In his follow up to the Academy Award-nominated critical darling, MOONRISE KINGDOM, Anderson tells a story, within a story, within test another story. Having been retold through so many wondrous filters, the story is so far removed from its original source that on many levels, it cannot help but be told with the grandees with which Anderson exudes. In doing so, Anderson almost seems to be justifying just how far removed from reality this story truly is. This is, after all, the story of a gigolo hotel concierge (Ralph Fiennes, having more fun with a role than I can ever recall seeing) who stands to inherit a great deal of money from the same elderly woman (Tilda Swinton, made to look elderly, and hysterical) he is thought to have murdered. He must, with the help of his trusted hotel lobby boy, Zero (Tony Revolori), prove his innocence and reclaim his rightful inheritance. In order to do this, he will need to break out of prison (with the help of Harvey Keitel), ward off the dead woman’s insane family (including Adrien Brody and a particularly frightening Willem Dafoe) avoid capture from the military police, led by Edward Norton, and reunite Zero with his lady love (Saoirse Ronan). He must do all of this while maintaining the reputation of the Grand Budapest, the love of his life. If it sounds like riotous zaniness, that’s because it is.
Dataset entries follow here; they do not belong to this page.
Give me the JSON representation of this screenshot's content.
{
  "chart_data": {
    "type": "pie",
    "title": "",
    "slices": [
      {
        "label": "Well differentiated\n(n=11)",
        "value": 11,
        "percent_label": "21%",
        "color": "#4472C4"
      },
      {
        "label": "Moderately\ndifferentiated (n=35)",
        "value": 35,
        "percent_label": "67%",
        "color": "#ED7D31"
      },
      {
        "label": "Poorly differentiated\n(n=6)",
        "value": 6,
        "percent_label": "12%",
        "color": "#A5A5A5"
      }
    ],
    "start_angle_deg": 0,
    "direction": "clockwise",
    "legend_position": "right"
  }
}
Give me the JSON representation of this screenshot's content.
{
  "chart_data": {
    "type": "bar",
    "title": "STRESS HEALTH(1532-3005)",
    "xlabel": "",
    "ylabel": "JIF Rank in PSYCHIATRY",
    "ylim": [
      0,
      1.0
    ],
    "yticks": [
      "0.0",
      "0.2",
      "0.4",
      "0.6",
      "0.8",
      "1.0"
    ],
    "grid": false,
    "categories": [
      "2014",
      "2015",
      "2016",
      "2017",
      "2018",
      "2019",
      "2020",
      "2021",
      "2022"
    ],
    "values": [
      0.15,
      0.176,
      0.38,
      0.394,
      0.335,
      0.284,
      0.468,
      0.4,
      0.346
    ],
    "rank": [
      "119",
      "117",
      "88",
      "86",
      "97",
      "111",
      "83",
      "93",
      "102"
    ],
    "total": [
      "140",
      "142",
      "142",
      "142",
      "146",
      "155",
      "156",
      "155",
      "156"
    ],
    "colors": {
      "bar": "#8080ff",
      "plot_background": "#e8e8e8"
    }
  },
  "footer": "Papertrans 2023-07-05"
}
THE GRAND BUDAPEST HOTEL is clearly not meant to be taken seriously so why shouldn’t it be told with the airy and whimsical eye of Wes Anderson? Some stories, especially one that stemmed uniquely from his own mind to begin with (this is the first screenplay Anderson wrote all on his own), demand a particular vision to be told properly. Of course, while watching THE GRAND BUDAPEST HOTEL, you cannot help but notice the patterns in Anderson’s work but, in all honesty, this film constantly tickled me with such great delight that I didn’t care at all that Anderson hadn’t pushed himself as a filmmaker. In fact, I was thrilled he hadn’t and impressed with just how natural it all came to him. Plainly put, spending any length of time at the Grand Budapest is so infectious, you won’t ever want to leave. In fact, it may ruin you for other movies, I mean, other hotels.